I continue playing with her hair, eventually winding it into a tiny braid. I notice how shaky her breath is and I am surprisingly calm and steady.

            “I guess that’s true,” and she smiles a bit, “I don’t know, I guess I was scared. I knew you still loved Wayne and maybe you still do…”

            And I wince at the statement, because a part of me still does and always will love Wayne. But that’s in the past and he will never be apart of my life like he used to be. She turns herself completely around so now she is facing me, sitting with her legs crossed. She grabs my hands.

            “You know me. I don’t do well with uncertainty. And with the depression bit. I didn’t want to make things worse for you when you were going through that.”

            “But that’s what I needed, Molls. I needed to know that someone I love and care about, loved me back, in the same way.”

            She looks at me with confusion.

            “Mollie…” I lower my eyes before I speak again, “I’ve loved you since we first got together. And even though I loved Wayne, I loved you too.”

            “Really?”

            I nod. It was true. Mollie and I had always been the closest of friends in the band from the very start and I had always loved her as a person and as my best friend, but it wasn’t until we did… what we did, that I fell in love with her.

            “That night, at the club, with Adam…” She starts.

            “Was when I fell for you,” I finish.

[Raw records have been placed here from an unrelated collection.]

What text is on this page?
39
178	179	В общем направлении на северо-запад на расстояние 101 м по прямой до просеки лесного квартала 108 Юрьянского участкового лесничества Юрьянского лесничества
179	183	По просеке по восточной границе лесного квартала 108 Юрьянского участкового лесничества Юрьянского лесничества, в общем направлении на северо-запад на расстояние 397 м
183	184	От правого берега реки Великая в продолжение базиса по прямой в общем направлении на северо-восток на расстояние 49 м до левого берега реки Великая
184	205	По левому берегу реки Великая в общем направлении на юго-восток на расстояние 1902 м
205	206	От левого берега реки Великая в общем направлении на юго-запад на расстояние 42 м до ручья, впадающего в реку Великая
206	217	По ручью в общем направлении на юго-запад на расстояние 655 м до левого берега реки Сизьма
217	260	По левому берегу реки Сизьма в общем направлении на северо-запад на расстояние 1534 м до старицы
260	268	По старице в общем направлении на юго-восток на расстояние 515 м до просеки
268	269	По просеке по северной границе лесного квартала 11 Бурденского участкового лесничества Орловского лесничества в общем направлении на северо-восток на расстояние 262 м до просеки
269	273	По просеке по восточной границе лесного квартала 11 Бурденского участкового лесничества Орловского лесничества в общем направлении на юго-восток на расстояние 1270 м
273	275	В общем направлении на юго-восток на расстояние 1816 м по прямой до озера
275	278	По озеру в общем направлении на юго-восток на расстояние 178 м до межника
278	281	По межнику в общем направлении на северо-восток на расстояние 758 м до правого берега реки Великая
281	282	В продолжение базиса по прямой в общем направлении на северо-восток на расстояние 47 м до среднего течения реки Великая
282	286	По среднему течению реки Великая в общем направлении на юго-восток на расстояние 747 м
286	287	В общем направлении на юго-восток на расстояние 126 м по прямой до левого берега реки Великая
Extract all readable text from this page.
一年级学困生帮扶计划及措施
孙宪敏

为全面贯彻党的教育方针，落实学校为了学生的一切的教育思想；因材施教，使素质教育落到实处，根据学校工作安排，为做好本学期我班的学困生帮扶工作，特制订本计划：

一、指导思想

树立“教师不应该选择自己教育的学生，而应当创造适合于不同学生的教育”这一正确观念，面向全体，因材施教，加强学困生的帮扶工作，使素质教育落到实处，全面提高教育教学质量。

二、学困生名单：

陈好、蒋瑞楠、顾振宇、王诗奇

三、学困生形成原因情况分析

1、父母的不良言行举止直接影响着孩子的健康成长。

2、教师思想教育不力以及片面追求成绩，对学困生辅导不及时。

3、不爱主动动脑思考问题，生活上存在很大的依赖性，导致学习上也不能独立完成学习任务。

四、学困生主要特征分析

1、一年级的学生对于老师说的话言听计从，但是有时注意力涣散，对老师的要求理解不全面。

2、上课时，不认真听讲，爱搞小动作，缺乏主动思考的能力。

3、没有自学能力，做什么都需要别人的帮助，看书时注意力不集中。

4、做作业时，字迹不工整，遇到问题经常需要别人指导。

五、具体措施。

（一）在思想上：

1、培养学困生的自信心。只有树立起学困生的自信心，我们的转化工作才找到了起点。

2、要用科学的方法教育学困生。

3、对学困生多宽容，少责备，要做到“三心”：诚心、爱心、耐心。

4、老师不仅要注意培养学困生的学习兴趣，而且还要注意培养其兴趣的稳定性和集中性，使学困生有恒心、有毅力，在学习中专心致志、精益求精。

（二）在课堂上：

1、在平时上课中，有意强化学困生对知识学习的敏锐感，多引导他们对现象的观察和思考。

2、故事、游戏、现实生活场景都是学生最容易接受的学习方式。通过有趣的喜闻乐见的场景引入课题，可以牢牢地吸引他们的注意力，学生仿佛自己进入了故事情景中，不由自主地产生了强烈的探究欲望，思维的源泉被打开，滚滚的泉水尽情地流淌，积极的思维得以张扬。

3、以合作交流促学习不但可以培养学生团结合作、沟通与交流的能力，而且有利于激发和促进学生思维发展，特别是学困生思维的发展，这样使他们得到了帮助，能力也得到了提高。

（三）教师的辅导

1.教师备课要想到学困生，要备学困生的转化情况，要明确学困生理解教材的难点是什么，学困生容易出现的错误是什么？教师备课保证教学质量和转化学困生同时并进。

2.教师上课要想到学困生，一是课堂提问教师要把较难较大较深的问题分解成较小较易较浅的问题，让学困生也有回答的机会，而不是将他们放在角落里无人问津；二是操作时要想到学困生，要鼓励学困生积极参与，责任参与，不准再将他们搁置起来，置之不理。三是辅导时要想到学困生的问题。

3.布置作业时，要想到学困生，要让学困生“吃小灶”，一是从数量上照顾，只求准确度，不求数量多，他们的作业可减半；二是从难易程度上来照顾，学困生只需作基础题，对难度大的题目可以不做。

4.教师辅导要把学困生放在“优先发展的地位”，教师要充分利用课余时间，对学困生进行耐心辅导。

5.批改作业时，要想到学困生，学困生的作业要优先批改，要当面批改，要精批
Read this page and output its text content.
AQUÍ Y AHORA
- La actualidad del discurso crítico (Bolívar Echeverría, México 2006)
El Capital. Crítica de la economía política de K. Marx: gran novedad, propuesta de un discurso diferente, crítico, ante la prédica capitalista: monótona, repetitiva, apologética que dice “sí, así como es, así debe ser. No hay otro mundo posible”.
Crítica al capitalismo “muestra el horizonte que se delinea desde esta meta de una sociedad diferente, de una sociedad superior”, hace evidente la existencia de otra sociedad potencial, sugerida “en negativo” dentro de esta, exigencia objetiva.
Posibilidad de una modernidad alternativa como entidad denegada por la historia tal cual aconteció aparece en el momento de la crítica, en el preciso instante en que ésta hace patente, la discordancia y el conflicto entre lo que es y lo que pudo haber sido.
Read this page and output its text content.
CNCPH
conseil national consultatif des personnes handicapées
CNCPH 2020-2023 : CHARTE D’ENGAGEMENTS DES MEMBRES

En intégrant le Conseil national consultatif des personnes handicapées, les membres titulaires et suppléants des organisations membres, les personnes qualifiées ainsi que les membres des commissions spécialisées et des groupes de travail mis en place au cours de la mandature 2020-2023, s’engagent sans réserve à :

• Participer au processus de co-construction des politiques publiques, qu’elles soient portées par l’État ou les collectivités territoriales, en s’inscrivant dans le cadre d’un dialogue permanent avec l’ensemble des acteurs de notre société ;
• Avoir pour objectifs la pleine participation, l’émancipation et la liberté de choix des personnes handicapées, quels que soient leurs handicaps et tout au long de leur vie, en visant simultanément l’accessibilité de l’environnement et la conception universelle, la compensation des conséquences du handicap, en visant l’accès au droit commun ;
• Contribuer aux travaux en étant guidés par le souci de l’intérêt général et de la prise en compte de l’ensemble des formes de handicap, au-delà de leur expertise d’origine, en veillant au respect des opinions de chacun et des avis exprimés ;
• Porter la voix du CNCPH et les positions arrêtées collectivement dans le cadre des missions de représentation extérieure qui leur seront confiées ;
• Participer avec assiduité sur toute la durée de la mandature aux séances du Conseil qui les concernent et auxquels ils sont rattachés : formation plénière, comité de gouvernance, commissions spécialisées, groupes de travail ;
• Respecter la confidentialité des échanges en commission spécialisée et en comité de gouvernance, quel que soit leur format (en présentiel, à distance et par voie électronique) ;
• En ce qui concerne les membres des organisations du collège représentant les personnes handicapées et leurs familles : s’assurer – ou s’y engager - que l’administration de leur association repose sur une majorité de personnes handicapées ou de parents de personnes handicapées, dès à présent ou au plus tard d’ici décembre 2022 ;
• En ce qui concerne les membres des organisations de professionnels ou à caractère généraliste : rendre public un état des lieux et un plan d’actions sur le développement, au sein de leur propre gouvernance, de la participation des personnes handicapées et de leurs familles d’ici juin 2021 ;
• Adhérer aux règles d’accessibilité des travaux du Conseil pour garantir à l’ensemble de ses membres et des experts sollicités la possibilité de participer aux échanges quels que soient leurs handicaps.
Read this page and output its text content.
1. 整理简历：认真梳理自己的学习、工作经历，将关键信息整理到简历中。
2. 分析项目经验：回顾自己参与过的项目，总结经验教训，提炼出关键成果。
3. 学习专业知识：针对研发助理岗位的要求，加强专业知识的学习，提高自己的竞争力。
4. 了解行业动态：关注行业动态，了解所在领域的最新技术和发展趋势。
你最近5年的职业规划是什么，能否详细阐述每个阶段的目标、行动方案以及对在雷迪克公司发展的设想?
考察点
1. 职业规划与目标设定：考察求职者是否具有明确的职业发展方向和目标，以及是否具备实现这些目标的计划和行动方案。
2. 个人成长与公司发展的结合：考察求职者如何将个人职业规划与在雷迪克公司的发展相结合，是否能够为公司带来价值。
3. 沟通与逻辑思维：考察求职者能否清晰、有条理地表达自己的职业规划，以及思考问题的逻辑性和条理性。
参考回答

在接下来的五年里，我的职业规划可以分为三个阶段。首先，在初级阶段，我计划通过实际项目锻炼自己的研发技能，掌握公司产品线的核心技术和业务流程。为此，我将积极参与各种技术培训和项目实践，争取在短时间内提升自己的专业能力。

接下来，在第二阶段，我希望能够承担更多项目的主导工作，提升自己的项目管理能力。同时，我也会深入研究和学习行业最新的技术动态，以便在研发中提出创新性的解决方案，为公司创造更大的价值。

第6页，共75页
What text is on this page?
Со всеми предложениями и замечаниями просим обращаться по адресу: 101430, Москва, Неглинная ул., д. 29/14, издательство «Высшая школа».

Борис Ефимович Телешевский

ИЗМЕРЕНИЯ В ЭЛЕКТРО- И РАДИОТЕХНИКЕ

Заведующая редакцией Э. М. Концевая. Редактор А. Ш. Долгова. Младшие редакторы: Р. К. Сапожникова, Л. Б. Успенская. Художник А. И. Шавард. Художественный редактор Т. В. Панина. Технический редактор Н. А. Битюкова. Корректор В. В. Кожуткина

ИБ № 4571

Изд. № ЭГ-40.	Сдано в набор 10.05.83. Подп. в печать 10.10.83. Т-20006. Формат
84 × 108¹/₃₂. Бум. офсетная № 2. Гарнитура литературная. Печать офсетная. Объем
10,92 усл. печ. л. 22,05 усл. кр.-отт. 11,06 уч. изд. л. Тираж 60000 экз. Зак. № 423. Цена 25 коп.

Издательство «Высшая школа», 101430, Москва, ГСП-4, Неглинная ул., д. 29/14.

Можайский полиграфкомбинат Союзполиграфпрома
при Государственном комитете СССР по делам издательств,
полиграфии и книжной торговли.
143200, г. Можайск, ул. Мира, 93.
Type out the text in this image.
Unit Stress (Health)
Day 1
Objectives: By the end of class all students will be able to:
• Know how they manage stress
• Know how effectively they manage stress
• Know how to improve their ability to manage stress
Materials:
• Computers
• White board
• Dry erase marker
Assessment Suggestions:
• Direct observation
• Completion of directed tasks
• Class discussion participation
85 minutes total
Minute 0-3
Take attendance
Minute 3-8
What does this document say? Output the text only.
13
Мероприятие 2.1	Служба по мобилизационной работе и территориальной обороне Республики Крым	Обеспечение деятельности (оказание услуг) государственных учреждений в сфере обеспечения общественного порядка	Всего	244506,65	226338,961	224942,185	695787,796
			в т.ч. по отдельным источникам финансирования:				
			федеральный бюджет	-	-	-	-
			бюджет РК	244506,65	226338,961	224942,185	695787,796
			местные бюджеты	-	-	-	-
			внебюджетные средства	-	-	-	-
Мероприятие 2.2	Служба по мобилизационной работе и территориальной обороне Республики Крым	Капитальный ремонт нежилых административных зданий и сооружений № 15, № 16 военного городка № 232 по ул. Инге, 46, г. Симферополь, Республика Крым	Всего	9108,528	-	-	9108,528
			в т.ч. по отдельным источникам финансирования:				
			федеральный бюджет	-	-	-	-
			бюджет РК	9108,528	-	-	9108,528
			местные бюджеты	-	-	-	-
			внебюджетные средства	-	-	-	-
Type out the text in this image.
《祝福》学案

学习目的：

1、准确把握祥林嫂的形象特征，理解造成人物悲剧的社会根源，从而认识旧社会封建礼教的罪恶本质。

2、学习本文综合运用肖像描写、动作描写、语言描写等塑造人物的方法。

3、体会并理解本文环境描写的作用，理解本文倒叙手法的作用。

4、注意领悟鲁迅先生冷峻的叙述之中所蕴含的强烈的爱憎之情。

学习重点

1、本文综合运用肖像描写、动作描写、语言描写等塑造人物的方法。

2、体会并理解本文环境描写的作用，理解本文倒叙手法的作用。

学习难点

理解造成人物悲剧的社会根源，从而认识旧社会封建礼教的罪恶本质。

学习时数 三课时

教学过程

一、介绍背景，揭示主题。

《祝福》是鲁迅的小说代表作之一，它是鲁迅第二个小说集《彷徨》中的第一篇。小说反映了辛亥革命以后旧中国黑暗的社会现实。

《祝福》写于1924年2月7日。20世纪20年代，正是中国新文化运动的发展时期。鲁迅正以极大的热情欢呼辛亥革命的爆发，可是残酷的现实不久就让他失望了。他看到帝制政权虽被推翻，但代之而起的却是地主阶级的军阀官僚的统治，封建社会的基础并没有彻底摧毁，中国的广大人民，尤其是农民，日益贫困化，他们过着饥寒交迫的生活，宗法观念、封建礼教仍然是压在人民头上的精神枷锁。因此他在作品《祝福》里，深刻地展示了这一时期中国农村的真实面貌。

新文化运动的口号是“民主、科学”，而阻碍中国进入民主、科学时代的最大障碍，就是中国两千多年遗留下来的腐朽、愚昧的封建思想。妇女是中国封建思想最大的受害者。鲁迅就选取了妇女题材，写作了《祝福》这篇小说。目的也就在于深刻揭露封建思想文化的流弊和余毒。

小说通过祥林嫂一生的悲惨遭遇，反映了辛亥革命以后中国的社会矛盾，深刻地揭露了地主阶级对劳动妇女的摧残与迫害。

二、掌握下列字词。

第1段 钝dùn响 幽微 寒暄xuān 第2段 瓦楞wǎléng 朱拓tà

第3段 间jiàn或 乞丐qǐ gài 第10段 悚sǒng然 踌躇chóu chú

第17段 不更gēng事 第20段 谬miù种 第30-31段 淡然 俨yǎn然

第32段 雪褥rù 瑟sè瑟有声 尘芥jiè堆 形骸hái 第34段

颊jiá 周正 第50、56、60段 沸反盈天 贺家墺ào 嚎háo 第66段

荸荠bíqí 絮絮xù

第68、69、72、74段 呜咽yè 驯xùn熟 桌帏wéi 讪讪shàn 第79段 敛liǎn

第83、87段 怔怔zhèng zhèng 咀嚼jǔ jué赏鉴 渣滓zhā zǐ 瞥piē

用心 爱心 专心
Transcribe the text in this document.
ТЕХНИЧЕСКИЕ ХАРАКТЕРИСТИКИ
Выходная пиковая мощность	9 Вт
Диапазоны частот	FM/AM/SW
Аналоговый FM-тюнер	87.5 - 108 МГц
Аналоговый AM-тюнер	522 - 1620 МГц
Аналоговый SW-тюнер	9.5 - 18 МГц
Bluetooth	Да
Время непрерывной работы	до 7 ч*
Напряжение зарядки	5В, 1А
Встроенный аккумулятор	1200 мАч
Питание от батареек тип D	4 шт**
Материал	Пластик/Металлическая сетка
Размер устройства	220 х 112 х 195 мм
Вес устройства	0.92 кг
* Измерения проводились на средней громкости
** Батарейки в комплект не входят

            She smiles and she looks down, looking as if she was pondering on her next thought. She looks hesitant, like she wanted to say something but she just couldn’t quite get it out.

            “Molls?”

            “Why do you think David did it?”

            I was thrown off by the question and I wasn’t sure how to answer. But no more lies. I would tell her the truth.

            “You… me…”

            “I think a part of him always knew,” and she’s silent after she speaks.

            I can’t look at her, scared she might be angry or sad.

            “I mean, he sometimes would bring it up, but we never-”

            “That still did not give him any right to do what he did. We… you, never took anything further emotionally.”

            “Of course I didn’t. I still loved him.”

            “And he’s still an asshole,” and she lets out a loud laugh and I follow with a bit of laughter myself.

            “It’s good to hear you laugh again,” she whispers.